MePlease This is an interesting loyalty platform. MePlease provides a solution that takes social CRM and enables it on any platform, device and to any CRM application. With so many legacy applications still existing in companies, particularly in retailers, a solution that can bridge across the social media world and behave like an in-house product has big potential. The opportunities for real targeted social marketing is huge.

QlikTech QlikTech deserves to be on the list of companies to watch in 2012 because it continues to give larger BI players, such as Oracle, IBM and SAP Business Objects, a run for their money. The company’s offering based around an associative in-memory database has paved the way for easier and faster ways to query, perform calculations and find visual patterns and relationships in data. Today around 22,000 organisations in more than 100 countries use its Business Discovery platform, QlikView, to this effect. The company’s recently released QlikView 11, which includes new capabilities for collaborative decision making, mobile BI and platform extensibility, will provide a valuable test of whether the company can build and continue to sustain this market momentum.
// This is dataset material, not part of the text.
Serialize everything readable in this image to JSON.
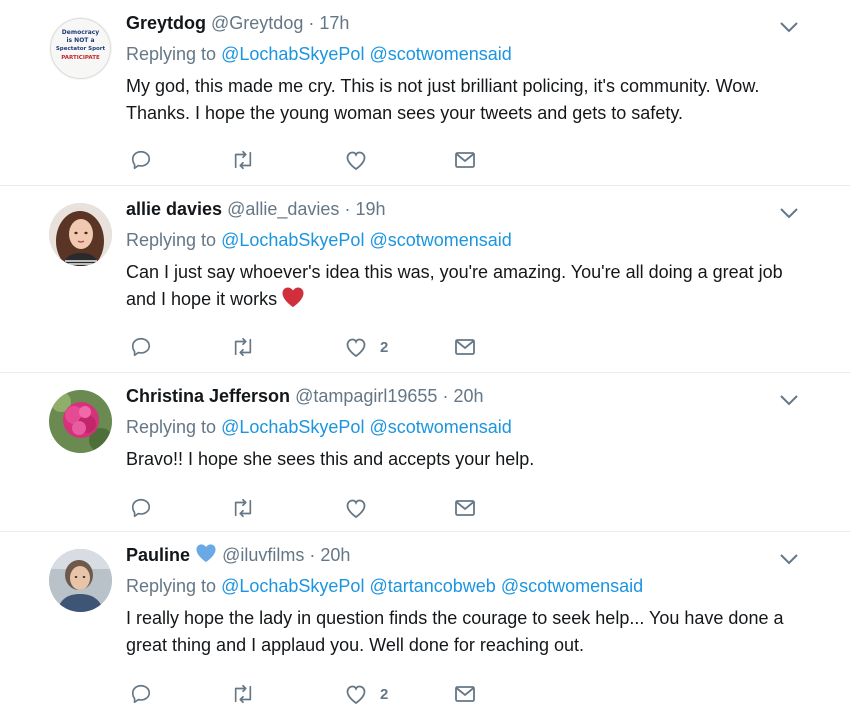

Quartet FS This company produces ActivePivot, the first of a number of proprietary large scale in memory cube technologies that allow real time-data analysis and modelling. It creates near real time insight and reduced time to data value. Loved in the city where timely data-processing is highly valued, but already moving into big data in the retail, media and telco markets

Rimini Street Rimini Street provides third-party support for JD Edwards, Oracle, PeopleSoft, Siebel and SAP licencees, offering a saving on direct support of 50 per cent. A potentially interesting supplier, particularly if it commits more to a UK presence. Given the economic climate, anyone who can disrupt by undercutting incumbents such as SAP and Oracle has the potential to do well.

See also: Good Times for CIOs on Rimini Street

Shaker.com The rise of social networking is expected to continue into 2012 as businesses start to adopt similar mechanics internally and to interact with customers over established social media. One of the shortcomings so far is that the medium is not able to replicate easily the real-life experience of small-scale mass interactions, like a party. Shaker.com is an attempt to plug this gap. The software is a downloadable flash app that integrates with Facebook to ease random encounters and free interactions from being linked as friends. As the corporate world adopt social networking, Shaker.com may provide a different way to network in business.

Skyscape Skyscape is a UK cloud hosting company, with security accreditation up to IL6. Up to now, the cloud market has been dominated by big US players, such as AWS, Google and Salesforce, so it will be interesting to see if a UK company can make headway in this space.

Splunk Most companies have mountains of operational data that is recorded but very little business intelligence is harvested from it. Splunk is big data meets machine data meets time series. It fills the gap between log management, security information and event management products allowing for serious data mining and matching, trending and paves the way for real-time decision-making.

TIBCO With its background in EAI and BPM, TIBCO is perhaps not the most obvious contender for success in the social collaboration space, and yet in the space of twelve months the company has chalked up over 60 customers for its new social product, tibbr. With an emphasis on linking information sources, people and systems, TIBCO takes an IT-friendly approach to social collaboration, highlighting its track record in security, governance and compliance. As organisations begin to mature in their adoption of social tools, the next steps in terms of delivering enterprise-wide solutions will inherently involve a more considered, strategic and controlled approach to deployment, with IT playing a much more central role. This is where TIBCO tibbr will shine.